A longitudinal wave with a frequency of 3.0 Hz takes 1.2 seconds to travel the length of 2.5 m Stinky. Determine the wavelength of the wave.
v = fλ
2.5/1.2 = 3λ
Now finish it off
To determine the wavelength of a wave, we can use the formula:
wavelength (λ) = speed (v) / frequency (f)
In this case, we are given the frequency of the wave (f = 3.0 Hz) and the time it takes for the wave to travel a distance (t = 1.2 seconds) but we need to find the speed of the wave first.
To calculate the speed, we can use the formula:
speed (v) = distance (d) / time (t)
We are given the distance Stinky traveled, which is 2.5 m, and the time it took for the wave to travel that distance, which is 1.2 seconds. Plugging in these values, we get:
v = 2.5 m / 1.2 s
Simplifying this, we find:
v ≈ 2.08 m/s
Now that we know the speed of the wave is approximately 2.08 m/s and the frequency is 3.0 Hz, we can use the formula to find the wavelength:
λ = 2.08 m/s / 3.0 Hz
Evaluating this, we find:
λ ≈ 0.69 m
Therefore, the wavelength of the wave is approximately 0.69 meters.

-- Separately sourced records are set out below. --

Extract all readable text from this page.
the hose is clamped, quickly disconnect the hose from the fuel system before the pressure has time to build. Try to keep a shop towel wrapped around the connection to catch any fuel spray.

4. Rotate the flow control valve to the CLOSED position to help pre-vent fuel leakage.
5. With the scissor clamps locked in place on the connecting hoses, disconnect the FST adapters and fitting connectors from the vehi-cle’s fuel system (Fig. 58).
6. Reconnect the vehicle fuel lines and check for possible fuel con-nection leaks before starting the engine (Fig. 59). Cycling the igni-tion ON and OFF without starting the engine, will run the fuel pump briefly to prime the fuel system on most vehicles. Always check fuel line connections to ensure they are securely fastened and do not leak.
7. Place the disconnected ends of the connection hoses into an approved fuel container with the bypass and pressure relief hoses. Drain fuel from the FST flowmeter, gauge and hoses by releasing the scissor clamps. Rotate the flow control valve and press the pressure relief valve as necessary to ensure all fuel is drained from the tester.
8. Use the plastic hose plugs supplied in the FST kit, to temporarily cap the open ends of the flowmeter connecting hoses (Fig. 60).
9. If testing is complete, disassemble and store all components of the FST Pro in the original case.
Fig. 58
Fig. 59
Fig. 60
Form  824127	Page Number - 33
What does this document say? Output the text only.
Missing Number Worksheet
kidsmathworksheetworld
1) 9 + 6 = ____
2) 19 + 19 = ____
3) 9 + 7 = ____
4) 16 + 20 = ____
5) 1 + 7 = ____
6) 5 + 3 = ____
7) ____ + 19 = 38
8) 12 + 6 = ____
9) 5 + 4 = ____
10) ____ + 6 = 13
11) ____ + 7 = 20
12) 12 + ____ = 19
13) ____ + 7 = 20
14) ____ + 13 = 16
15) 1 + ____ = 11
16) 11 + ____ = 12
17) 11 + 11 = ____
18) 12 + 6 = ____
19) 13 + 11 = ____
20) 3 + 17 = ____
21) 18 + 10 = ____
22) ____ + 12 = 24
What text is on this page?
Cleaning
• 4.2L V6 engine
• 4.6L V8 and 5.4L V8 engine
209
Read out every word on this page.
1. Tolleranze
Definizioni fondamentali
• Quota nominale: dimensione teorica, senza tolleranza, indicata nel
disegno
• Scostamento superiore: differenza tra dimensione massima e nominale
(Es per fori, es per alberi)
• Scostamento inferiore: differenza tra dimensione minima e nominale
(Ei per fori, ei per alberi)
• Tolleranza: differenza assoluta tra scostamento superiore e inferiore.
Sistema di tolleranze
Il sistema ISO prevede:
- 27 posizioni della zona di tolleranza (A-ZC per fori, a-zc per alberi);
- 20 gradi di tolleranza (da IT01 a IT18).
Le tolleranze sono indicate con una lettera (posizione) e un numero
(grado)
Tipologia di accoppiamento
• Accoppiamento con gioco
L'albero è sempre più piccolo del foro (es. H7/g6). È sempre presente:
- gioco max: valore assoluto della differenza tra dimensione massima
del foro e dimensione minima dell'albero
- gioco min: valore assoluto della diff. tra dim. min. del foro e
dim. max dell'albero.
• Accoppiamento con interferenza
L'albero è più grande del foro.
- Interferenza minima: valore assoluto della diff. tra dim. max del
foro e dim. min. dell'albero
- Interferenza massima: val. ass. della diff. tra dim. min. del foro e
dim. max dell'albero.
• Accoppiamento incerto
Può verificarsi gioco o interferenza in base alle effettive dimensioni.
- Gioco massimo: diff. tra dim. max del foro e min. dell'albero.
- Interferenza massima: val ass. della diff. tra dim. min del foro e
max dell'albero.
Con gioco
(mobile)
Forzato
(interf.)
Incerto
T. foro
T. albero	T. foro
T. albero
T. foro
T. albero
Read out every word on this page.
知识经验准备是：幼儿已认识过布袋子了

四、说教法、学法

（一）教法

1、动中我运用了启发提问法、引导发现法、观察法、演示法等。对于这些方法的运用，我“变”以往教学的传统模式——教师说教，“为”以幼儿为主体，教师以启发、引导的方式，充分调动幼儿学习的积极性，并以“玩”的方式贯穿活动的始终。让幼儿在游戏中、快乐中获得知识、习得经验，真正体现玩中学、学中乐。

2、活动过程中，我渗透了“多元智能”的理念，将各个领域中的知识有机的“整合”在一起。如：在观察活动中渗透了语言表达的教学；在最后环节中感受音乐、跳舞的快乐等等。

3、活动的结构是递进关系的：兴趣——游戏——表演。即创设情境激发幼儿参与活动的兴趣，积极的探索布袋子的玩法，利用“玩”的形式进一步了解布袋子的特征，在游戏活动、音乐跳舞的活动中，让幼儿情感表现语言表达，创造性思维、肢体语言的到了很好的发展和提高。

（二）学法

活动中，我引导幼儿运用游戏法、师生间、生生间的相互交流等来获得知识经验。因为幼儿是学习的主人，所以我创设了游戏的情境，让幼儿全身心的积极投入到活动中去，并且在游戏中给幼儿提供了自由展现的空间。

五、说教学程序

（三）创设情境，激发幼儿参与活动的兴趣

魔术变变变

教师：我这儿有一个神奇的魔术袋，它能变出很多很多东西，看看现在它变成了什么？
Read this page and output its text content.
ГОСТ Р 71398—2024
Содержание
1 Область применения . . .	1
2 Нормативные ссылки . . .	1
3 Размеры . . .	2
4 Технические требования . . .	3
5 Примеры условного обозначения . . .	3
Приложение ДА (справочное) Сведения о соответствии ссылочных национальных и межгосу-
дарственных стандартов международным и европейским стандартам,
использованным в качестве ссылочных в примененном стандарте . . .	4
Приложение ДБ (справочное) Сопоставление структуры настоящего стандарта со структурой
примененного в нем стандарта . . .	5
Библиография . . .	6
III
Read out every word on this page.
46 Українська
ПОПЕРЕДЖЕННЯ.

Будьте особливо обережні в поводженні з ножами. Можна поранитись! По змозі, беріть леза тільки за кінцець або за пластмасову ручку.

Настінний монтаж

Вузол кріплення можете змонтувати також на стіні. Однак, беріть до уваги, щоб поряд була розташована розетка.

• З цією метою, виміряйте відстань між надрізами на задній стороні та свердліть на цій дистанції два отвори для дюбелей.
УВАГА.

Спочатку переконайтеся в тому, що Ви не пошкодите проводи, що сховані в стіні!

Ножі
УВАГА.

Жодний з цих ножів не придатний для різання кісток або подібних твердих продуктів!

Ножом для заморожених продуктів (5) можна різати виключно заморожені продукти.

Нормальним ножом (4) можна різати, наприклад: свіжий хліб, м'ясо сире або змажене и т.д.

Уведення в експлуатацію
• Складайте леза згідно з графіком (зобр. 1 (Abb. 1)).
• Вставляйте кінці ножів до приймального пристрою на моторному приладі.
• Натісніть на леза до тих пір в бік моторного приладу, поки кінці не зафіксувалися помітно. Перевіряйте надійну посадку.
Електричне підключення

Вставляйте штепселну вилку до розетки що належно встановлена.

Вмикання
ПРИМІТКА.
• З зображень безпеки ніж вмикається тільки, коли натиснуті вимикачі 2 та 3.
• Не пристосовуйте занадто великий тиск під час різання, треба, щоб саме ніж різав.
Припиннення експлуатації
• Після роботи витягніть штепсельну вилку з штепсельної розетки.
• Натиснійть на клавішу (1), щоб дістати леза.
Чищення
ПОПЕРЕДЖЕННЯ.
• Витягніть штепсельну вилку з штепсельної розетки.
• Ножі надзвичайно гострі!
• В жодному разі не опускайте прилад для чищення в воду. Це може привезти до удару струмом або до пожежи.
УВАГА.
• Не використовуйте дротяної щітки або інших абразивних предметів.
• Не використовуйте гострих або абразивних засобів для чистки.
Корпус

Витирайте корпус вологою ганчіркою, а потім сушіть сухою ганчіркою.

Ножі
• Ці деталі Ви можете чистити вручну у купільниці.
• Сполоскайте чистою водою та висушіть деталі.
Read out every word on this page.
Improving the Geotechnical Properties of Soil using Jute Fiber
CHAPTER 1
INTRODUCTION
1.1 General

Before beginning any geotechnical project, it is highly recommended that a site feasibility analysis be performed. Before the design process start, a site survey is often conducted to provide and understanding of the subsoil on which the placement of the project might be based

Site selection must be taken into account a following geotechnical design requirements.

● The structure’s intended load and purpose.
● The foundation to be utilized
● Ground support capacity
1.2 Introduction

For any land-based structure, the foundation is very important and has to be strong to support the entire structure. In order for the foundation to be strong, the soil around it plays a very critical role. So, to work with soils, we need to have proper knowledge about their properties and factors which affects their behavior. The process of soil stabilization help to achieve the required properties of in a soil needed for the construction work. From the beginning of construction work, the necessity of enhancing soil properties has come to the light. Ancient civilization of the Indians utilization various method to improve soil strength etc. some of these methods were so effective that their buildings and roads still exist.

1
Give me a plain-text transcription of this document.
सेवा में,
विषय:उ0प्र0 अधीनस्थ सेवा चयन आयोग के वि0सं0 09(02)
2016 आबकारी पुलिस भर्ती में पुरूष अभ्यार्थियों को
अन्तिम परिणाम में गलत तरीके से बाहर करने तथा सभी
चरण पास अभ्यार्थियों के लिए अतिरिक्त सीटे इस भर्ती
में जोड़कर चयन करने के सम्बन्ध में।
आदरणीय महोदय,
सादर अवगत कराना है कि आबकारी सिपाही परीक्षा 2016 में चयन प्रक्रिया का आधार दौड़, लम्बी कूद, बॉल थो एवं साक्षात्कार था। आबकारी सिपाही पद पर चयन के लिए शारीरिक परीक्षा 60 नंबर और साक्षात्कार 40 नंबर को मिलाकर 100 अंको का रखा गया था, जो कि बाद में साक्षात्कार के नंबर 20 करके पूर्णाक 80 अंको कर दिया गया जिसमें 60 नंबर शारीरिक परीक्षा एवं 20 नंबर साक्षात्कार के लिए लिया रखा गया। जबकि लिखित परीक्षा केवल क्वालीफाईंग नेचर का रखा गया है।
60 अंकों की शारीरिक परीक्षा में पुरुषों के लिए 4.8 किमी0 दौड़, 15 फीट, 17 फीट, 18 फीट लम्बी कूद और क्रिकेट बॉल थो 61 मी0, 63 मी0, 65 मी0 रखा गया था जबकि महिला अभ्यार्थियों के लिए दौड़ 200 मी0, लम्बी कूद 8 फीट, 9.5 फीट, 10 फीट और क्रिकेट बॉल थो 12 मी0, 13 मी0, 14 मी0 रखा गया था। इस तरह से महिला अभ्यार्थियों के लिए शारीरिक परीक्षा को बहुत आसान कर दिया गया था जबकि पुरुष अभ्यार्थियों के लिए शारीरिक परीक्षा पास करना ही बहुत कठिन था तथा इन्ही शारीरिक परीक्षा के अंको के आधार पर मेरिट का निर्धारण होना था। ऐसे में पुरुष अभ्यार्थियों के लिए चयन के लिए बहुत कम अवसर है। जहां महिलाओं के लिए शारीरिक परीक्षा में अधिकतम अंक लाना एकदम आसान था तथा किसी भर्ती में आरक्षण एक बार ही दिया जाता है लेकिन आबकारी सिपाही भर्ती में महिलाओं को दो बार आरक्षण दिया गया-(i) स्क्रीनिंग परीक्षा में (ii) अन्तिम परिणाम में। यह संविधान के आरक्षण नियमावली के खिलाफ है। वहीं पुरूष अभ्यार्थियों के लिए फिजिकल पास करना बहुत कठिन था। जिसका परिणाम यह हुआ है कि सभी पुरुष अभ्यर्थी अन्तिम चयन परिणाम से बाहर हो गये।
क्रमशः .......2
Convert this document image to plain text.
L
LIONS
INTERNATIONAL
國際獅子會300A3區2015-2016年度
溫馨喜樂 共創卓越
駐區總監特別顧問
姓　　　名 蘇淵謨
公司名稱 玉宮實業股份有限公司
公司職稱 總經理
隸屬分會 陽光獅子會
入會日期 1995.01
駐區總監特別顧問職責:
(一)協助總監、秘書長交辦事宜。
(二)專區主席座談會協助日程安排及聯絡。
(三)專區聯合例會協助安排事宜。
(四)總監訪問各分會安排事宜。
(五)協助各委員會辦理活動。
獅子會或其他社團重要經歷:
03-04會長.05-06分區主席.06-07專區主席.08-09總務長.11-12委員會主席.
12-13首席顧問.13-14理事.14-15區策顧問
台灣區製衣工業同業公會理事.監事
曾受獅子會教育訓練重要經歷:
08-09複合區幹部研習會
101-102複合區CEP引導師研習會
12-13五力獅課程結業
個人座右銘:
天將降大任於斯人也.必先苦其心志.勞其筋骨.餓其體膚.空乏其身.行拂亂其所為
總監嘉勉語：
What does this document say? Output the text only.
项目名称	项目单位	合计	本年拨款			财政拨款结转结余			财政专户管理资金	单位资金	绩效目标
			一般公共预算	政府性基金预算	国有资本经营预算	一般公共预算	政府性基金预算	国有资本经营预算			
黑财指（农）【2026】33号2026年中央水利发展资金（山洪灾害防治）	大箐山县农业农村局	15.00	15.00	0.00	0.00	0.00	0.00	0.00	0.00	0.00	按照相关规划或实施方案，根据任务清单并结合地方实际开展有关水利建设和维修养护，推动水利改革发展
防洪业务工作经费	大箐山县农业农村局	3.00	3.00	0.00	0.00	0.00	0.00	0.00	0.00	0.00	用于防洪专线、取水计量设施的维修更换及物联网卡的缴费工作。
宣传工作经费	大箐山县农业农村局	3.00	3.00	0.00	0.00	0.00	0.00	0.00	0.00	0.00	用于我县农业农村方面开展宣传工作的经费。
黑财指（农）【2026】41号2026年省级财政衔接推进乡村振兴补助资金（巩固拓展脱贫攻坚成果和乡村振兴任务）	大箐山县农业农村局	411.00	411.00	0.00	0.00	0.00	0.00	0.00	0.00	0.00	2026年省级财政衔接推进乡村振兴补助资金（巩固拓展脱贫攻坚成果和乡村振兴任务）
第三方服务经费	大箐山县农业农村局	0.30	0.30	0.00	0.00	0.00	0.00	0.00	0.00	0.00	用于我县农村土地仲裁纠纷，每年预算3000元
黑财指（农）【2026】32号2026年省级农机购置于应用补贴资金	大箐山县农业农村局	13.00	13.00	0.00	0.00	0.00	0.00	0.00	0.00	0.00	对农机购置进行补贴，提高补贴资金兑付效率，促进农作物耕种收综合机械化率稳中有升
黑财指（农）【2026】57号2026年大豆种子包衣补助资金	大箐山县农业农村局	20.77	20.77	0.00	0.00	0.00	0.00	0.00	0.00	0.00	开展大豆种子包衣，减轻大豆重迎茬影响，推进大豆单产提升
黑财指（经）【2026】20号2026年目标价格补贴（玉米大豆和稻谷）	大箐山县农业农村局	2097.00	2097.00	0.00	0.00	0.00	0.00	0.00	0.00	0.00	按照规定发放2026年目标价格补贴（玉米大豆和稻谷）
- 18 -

To determine the wavelength of the wave, we can use the formula:
wavelength = speed / frequency
First, we need to calculate the speed of the wave. The speed of a wave can be calculated using the formula:
speed = distance / time
In this case, the distance is given as 2.5 m and the time is given as 1.2 seconds. Substituting these values into the formula, we have:
speed = 2.5 m / 1.2 s
Calculating this, we have:
speed = 2.0833 m/s (rounded to four decimal places)
Next, we substitute the frequency value of 3.0 Hz into the wavelength formula:
wavelength = speed / frequency
wavelength = 2.0833 m/s / 3.0 Hz
Calculating this, we have:
wavelength = 0.6944 m (rounded to four decimal places)
Therefore, the wavelength of the wave is approximately 0.6944 meters.